Brown scrive che il “sogno” di Carini è stato “sabotato dalla mancanza di spina dorsale di un Comitato Olimpico Internazionale che ha scelto di assecondare attivisti e ideologi anziché proteggere la sicurezza di una donna in quello che avrebbe dovuto essere il giorno più bello della sua giovane vita”.

“È uno scandalo, un fallimento istituzionale su una scala nauseante. Le aspirazioni di questa vivace venticinquenne di Napoli sono state infrante perché le persone al potere non vedevano nulla di sbagliato nel fatto che una donna si dirigesse sul ring per affrontare un avversario algerino che aveva fallito due test sul sesso, con l’International Boxing Association che aveva rivelato la presenza di cromosomi maschili. E così l’hanno mandata, imperdonabilmente, in pericolo. Sono bastati due pugni a Carini per subire le conseguenze della loro codardia. Il primo le ha risistemato il casco, il secondo l’ha colpito con una tale forza che riusciva a malapena a respirare. Ritirarsi era l’unica opzione che le era rimasta. “Dovevo preservare la mia vita”, ha detto”.

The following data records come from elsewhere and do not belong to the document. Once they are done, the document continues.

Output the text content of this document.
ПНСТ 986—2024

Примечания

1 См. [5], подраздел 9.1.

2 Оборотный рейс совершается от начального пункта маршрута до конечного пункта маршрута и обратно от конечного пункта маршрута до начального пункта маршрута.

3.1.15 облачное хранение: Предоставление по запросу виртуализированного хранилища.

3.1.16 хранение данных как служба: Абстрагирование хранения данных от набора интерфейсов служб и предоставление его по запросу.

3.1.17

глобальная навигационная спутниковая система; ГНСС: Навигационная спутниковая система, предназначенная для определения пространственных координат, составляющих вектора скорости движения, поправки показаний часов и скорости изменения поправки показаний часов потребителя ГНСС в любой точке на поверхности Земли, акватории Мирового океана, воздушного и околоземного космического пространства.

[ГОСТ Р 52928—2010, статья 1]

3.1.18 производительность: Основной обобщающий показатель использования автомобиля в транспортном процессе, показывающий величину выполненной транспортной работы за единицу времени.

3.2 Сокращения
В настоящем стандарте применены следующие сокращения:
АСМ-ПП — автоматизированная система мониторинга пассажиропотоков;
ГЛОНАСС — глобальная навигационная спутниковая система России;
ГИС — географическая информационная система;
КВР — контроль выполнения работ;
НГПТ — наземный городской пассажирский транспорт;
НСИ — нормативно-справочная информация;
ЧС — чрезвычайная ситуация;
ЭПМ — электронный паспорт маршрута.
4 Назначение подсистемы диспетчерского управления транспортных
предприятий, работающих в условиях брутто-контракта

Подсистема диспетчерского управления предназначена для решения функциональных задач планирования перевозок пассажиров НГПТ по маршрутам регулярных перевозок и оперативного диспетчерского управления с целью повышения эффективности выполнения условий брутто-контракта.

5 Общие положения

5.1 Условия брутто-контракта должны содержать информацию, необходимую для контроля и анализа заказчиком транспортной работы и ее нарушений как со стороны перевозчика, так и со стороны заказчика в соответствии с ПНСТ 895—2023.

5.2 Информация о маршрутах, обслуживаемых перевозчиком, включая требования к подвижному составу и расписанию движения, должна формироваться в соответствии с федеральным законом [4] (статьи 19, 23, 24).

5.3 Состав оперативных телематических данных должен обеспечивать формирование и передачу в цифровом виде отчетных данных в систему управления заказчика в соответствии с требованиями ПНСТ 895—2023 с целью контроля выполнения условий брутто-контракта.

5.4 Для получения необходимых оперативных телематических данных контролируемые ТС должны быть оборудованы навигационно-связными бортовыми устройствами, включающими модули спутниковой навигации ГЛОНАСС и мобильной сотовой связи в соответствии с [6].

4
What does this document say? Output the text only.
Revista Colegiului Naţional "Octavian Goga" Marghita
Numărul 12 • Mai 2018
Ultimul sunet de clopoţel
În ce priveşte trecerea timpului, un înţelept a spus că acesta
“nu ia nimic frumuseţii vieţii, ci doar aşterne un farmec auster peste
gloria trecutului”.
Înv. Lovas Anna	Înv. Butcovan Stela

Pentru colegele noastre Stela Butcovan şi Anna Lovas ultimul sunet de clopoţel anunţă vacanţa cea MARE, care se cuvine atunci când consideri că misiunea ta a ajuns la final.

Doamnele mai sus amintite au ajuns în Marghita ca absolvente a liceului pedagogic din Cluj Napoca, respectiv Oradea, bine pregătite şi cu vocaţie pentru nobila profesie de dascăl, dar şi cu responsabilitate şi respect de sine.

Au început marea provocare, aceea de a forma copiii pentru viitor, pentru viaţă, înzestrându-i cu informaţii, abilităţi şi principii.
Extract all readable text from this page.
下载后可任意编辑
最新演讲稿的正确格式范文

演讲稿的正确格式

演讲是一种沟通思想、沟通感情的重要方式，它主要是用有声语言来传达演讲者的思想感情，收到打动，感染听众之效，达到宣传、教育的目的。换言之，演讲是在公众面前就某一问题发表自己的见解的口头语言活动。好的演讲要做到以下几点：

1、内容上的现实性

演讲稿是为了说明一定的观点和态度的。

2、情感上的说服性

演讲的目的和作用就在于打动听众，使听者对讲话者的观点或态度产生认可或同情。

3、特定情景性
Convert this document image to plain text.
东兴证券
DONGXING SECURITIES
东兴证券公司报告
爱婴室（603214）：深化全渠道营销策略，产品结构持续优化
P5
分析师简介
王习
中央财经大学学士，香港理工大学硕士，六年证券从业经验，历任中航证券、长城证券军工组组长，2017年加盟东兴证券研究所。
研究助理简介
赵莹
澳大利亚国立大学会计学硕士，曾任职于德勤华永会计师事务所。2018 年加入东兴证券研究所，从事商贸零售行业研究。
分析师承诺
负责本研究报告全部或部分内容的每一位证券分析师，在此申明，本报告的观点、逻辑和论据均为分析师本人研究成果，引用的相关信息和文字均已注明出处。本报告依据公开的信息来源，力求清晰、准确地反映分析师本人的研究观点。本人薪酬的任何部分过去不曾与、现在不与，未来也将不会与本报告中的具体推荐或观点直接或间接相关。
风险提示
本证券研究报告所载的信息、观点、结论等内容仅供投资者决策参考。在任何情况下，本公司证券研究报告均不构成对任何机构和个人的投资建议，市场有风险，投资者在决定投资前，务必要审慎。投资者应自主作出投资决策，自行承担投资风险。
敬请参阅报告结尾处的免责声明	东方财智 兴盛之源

Ci sono state poche scene più strazianti di quelle di Carini, disperata e desolata, che esprimeva la speranza nell’intervista post-combattimento di non aver deluso il suo paese, o il suo defunto padre. In diversi punti, l’addetto stampa italiano ha dovuto chinarsi per confortarla. Era troppo scossa per rendersi conto della grottesca ingiustizia che era stata perpetrata contro di lei. Perché le uniche figure colpevoli di aver deluso qualcuno sono quei miserabili burocrati del CIO, che danno la priorità allo stare spalla a spalla alle serate delle celebrità con Snoop Dogg e Ariana Grande piuttosto che assicurarsi che a una donna non venga spaccata la faccia da un maschio biologico”.

Brown si sfoga, proprio: “Davvero, l’orecchio di latta della gerarchia senza coraggio del Cio ti fa venire voglia di urlare”.

“Ora stanno raccogliendo ciò che hanno seminato, stabilendo che qualcuno biologicamente maschio può picchiare una donna in nome dello sport”. “Anni di vigliacchi inchini alla lobby dell’identità di genere ci hanno portato a questo punto. Il Cio sembra da tempo più interessato a gonfiare le sue credenziali giuste che a garantire che le donne possano praticare uno sport leale”. “Ha sempre mostrato un interesse molto più vicino nel promuovere una filosofia di inclusione a tutti i costi che nel realizzare le potenziali implicazioni per l’integrità della categoria femminile”. “Le Olimpiadi hanno creato molte situazioni ingiuste per le donne. Ma questa volta, il Cio ha gettato l’italiana in una che era palesemente pericolosa. E lo sapeva”.

“Per chiunque abbia avuto dubbi su questo argomento, questo dovrebbe essere il momento in cui le squame cadono dagli occhi. Chiunque veda il sangue imbrattato sui pantaloncini di Carini o la disperazione incisa sul suo volto può riconoscere ora che è qui che porta la governance supina. È qui che finisce un rifiuto costante e sordo di ascoltare le preoccupazioni delle donne. “Non è giusto”, ha gridato Carini. E nel modo più vivido immaginabile, il mondo ora può vedere cosa intende. Davvero, la diga sta crollando”.